A Case-Control Study of Involvement of Oxidative DNA Damage and Alteration of Antioxidant Defense System in Patients with Basal Cell Carcinoma: Modulation by Tumor Removal

Abstract

Oxidative damage has been suggested to play a role in the pathogenesis of basal cell carcinoma (BCC). This study illustrated an involvement of oxidative DNA damage and changes in antioxidant defenses in BCC by conducting a case-control study (24 controls and 24 BCC patients) and assessing urinary 7,8-dihydro-8-oxo-2'-deoxyguanosine (8-oxo-dGuo), plasma antioxidant defenses including catalase (CAT), glutathione peroxidase (GPx), NQO1, and total superoxide dismutase (SOD) activities, and glutathione (GSH) levels before surgery and 1 month after surgery. 8-oxo-dGuo expressions as well as protein and mRNA expressions of DNA repair enzyme hOGG1 and antioxidant defenses (CAT, GCLC, GPx, Nrf2, and MnSOD) in nonneoplastic epidermis of control and BCC tissues were also determined.
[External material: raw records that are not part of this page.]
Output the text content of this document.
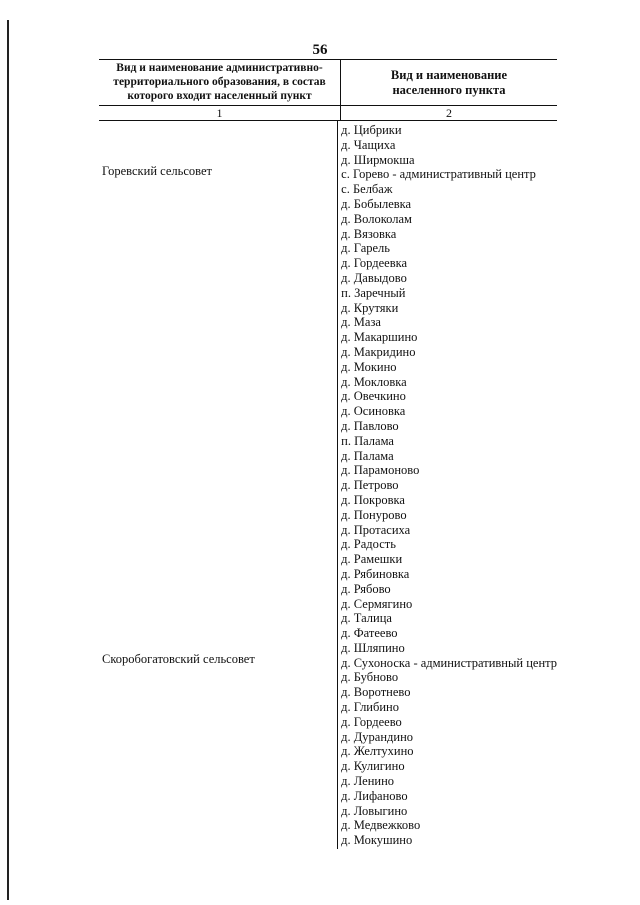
56
Вид и наименование административно-
территориального образования, в состав
которого входит населенный пункт
Вид и наименование
населенного пункта
1	2
Горевский сельсовет
Скоробогатовский сельсовет
д. Цибрики
д. Чащиха
д. Ширмокша
с. Горево - административный центр
с. Белбаж
д. Бобылевка
д. Волоколам
д. Вязовка
д. Гарель
д. Гордеевка
д. Давыдово
п. Заречный
д. Крутяки
д. Маза
д. Макаршино
д. Макридино
д. Мокино
д. Мокловка
д. Овечкино
д. Осиновка
д. Павлово
п. Палама
д. Палама
д. Парамоново
д. Петрово
д. Покровка
д. Понурово
д. Протасиха
д. Радость
д. Рамешки
д. Рябиновка
д. Рябово
д. Сермягино
д. Талица
д. Фатеево
д. Шляпино
д. Сухоноска - административный центр
д. Бубново
д. Воротнево
д. Глибино
д. Гордеево
д. Дурандино
д. Желтухино
д. Кулигино
д. Ленино
д. Лифаново
д. Ловыгино
д. Медвежково
д. Мокушино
This study observed induction in urinary 8-oxo-dGuo, increased 8-oxo-dGuo expression, and reduced hOGG1 protein and mRNA in BCC tissues, decreased activities of CAT, GPx, and NQO1, but elevated SOD activities and GSH levels in BCC patients and reduction of all antioxidant proteins and genes studied in BCC tissues. Furthermore, decreased plasma antioxidant activities in BCC patients were restored at 1 month after operation compared with preoperative levels. Herein, we concluded that BCC patients were associated with oxidative DNA damage and depletion of antioxidant defenses and surgical removal of BCC correlated with improved redox status.

Figure 1

The urinary 8-oxo-dGuo levels (a) and plasma antioxidant defense status [CAT (b), GPx (c), NQO1 (d), and total SOD (e) activities and GSH levels (f)] in control subjects and BCC patients before and after surgery. Values given are mean ± SD. The statistical significance of differences between the control and case was evaluated by one-way ANOVA followed by Tukey's post hoc test. ^∗∗∗ P < 0.001 compared to preoperative values in control subjects prior to surgery; ^### P < 0.001 compared to preoperative values in BCC patients prior to surgery. Principal component analysis was performed to systematically investigate similarity of DNA damage and antioxidant defense parameters from different groups of patients (g). Factor analysis is overlaid on top of the patient scores, both before surgery (case: triangle; control: square) and 1 month after surgery (case: circle; control: plus). The dashed and dotted ovals delineate the approximated distribution of each group with 95% confidence intervals.

Figure 2

The H&E staining ((a)–(c)) and IHC staining for oxidative DNA damage, 8-oxo-dGuo ((d)–(g)), DNA repair enzyme, hOGG1 ((h)–(k)), and antioxidant proteins, CAT ((l)–(o)), GCLC ((p)–(s)), GPx ((t)–(w)), Nrf2 ((x)–(aa)), and MnSOD ((ab)–(ae)), in control subjects and tumor and nontumor lesions of BCC patients. Values given are mean ± SD. The statistical significance of differences between the control and case and between adjacent epidermis and tumor lesions of BCC patients was evaluated by nonparametric variables with Kruskal-Wallis test followed by Dunnett's post hoc test. ^∗ P < 0.05, ^∗∗ P < 0.01, ^∗∗∗ P < 0.001 compared to control; ^## P < 0.01, ^### P < 0.001 compared to tumor lesions of BCC patients.

Figure 3

DNA repair and antioxidant gene expression in nonmalignant skin tissues of control subjects and BCC tissues. Gene expression was evaluated by real-time PCR with the 2^−ΔΔCt method. The data are presented as the fold change in gene expression normalized to GAPDH. Values given are mean ± SD. The statistical significance of differences between the control and case was evaluated by nonparametric variables with Mann Whitney U test. ^∗∗∗ P < 0.001 compared to control.